Exploration of system-on-chip secure-boot vulnerability to fault-injection by side-channel analysis
C. Fanjas, D. Aboulkassimi, S. Pontie, and J. Clédière, “Exploration of system-on-chip secure-boot vulnerability to fault-injection by side-channel analysis” in 2023 IEEE international symposium on defect and fault tolerance in VLSI and nanotechnology systems (DFT), 2023, pp. 1–6. DOI HAL.
Abstract: Fault-Injection might be a useful tool to bypass security features that may obstruct the work of forensic experts. For instance, injecting a fault could modify the target control-flow and compromise its security. When the attacker knowledge about the target software implementation and hardware architecture is limited, discovering a Fault-Injection vulnerability becomes a serious challenge. Another issue is identifying when the targeted vulnerability is executed.
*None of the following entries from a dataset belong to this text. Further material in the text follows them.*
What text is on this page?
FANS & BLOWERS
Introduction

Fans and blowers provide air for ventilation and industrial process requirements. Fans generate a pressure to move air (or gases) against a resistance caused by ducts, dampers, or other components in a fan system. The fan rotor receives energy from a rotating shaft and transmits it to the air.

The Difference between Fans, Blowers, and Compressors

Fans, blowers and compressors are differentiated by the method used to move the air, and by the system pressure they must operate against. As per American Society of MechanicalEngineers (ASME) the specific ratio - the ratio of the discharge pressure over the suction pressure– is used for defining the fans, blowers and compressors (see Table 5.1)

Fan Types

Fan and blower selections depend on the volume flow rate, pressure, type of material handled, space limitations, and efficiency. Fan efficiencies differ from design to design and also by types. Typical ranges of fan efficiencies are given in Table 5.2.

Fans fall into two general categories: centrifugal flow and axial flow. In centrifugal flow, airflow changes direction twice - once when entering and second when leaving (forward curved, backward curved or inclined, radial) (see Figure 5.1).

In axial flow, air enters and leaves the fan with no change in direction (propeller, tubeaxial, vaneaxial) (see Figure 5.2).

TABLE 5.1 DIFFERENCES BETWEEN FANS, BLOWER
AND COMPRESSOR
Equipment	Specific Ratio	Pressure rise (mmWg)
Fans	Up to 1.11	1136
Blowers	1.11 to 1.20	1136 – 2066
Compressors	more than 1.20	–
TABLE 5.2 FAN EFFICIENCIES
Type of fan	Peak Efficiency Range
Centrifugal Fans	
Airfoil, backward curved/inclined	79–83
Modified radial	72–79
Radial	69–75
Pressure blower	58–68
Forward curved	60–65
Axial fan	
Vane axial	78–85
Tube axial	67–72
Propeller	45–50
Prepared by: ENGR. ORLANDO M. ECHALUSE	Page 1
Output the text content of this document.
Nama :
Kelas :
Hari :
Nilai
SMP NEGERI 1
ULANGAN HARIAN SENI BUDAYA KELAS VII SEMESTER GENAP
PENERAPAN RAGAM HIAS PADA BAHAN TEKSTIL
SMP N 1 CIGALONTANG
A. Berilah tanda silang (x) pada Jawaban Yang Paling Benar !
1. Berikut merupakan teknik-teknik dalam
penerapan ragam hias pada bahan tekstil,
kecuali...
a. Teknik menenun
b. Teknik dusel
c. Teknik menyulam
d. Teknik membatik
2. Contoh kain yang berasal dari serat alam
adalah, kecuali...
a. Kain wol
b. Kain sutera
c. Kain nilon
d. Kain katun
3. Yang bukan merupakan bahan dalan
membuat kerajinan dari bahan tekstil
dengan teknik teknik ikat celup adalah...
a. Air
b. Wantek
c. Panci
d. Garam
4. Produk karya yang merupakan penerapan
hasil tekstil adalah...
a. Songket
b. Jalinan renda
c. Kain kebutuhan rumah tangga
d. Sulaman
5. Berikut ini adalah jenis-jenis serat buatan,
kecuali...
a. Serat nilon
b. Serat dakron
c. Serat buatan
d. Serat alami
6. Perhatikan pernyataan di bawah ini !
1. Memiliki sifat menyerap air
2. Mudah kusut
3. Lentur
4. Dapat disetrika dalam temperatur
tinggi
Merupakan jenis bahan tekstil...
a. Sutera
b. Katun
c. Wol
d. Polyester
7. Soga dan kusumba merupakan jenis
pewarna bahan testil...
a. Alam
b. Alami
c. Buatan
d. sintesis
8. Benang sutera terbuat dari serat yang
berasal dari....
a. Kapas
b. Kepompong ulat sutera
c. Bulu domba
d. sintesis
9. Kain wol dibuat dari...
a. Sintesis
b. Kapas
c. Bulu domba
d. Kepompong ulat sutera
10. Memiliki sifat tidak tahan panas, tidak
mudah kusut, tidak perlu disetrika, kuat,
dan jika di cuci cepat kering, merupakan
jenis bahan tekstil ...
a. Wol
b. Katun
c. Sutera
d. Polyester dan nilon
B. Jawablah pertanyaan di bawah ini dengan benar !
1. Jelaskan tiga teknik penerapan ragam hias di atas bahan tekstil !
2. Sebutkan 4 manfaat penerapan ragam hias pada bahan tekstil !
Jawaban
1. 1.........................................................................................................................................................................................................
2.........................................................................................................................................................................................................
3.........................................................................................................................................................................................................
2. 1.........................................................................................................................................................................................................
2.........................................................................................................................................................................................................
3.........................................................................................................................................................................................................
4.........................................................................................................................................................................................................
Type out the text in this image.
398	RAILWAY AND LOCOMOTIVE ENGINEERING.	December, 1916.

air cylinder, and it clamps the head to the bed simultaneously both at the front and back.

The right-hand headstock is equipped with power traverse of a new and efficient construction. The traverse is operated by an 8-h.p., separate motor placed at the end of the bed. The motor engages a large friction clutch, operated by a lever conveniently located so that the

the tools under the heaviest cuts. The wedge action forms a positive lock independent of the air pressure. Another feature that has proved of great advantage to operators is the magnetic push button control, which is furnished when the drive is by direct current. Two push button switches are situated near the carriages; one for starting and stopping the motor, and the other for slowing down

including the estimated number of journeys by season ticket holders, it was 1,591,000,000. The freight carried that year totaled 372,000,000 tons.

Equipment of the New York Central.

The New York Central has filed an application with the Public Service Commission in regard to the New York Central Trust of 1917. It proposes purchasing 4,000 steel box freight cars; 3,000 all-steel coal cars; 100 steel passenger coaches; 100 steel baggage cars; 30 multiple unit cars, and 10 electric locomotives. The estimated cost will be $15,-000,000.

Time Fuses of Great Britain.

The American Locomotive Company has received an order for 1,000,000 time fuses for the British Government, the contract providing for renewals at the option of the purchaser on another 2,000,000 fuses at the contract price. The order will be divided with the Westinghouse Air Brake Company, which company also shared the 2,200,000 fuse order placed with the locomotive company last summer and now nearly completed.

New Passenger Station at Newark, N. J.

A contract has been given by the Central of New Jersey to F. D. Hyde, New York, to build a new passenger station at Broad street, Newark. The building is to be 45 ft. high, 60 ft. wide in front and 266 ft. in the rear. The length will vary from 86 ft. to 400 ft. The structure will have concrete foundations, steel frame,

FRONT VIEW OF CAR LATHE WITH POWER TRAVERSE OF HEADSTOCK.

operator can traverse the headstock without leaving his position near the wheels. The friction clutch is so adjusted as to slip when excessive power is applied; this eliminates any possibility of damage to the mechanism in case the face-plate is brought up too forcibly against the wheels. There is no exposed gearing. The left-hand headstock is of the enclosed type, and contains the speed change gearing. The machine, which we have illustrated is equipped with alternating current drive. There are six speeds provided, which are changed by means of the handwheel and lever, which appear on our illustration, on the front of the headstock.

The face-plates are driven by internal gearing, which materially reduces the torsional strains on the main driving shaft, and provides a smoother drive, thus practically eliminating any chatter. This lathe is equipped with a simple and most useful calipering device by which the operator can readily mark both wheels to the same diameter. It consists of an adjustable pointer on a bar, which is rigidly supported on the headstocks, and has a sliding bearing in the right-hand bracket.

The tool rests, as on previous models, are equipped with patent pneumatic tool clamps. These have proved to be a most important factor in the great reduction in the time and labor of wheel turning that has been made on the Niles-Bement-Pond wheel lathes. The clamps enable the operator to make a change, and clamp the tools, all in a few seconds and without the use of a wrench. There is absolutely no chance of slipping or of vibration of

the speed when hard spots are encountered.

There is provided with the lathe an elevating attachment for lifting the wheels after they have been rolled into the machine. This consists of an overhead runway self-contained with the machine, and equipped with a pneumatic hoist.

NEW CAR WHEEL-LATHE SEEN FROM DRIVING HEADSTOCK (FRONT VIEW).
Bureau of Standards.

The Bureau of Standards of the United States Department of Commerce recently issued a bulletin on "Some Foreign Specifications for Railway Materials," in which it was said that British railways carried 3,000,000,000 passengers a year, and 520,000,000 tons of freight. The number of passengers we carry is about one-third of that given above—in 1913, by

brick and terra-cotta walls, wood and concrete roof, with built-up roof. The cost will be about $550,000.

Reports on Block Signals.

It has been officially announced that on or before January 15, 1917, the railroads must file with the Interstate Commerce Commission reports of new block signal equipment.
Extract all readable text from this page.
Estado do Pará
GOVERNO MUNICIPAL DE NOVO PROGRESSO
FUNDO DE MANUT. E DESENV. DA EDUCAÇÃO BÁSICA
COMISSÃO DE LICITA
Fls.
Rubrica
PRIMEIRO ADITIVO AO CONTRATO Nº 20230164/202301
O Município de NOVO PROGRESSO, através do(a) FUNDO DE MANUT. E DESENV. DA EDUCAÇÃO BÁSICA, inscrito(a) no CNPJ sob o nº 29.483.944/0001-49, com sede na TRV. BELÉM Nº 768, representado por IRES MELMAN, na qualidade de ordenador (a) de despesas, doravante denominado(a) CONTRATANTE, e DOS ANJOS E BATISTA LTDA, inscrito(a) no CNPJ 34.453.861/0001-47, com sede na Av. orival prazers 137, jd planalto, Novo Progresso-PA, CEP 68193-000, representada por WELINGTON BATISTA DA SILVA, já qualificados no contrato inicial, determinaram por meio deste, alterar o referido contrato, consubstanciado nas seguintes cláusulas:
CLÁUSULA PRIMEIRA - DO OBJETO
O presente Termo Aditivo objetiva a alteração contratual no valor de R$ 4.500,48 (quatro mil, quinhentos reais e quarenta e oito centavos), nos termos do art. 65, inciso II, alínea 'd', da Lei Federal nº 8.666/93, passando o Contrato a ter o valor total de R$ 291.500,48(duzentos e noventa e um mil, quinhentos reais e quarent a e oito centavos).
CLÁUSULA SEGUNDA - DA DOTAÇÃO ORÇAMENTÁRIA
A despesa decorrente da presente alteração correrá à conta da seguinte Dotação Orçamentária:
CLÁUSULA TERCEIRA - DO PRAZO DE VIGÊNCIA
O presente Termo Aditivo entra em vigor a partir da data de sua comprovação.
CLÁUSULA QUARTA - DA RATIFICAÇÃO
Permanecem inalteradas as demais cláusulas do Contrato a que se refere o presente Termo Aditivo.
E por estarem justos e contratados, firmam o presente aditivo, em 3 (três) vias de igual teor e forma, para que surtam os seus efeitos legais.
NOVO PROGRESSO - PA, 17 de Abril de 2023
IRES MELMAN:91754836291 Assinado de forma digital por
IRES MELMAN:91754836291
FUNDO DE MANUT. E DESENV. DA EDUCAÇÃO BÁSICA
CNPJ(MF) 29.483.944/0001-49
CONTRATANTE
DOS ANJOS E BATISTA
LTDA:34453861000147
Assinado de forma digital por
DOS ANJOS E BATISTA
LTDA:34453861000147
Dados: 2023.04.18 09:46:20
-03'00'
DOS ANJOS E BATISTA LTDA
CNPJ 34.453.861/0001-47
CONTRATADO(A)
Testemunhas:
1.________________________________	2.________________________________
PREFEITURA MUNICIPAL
To the best of our knowledge, this paper proposes a new methodology to solve these problems for the first time on System-on-Chip (SoC). The first step is to improve the knowledge of security feature implementations. Then deviations in the control-flow induced by forged inputs can be combined with Side-Channel observations to identify vulnerabilities. The next step is to define a trigger as close as possible in time and prior to these vulnerabilities. At this stage, Electromagnetic Fault-Injection (EMFI) can be put in practice to bypass the targeted security feature. As a proof of concept, we bypassed the Secure-Boot of a smartphone grade SoC. Three theoretical vulnerabilities in the Secure-Boot architecture of our target are identified using this new methodology and successfully exploited by EMFI.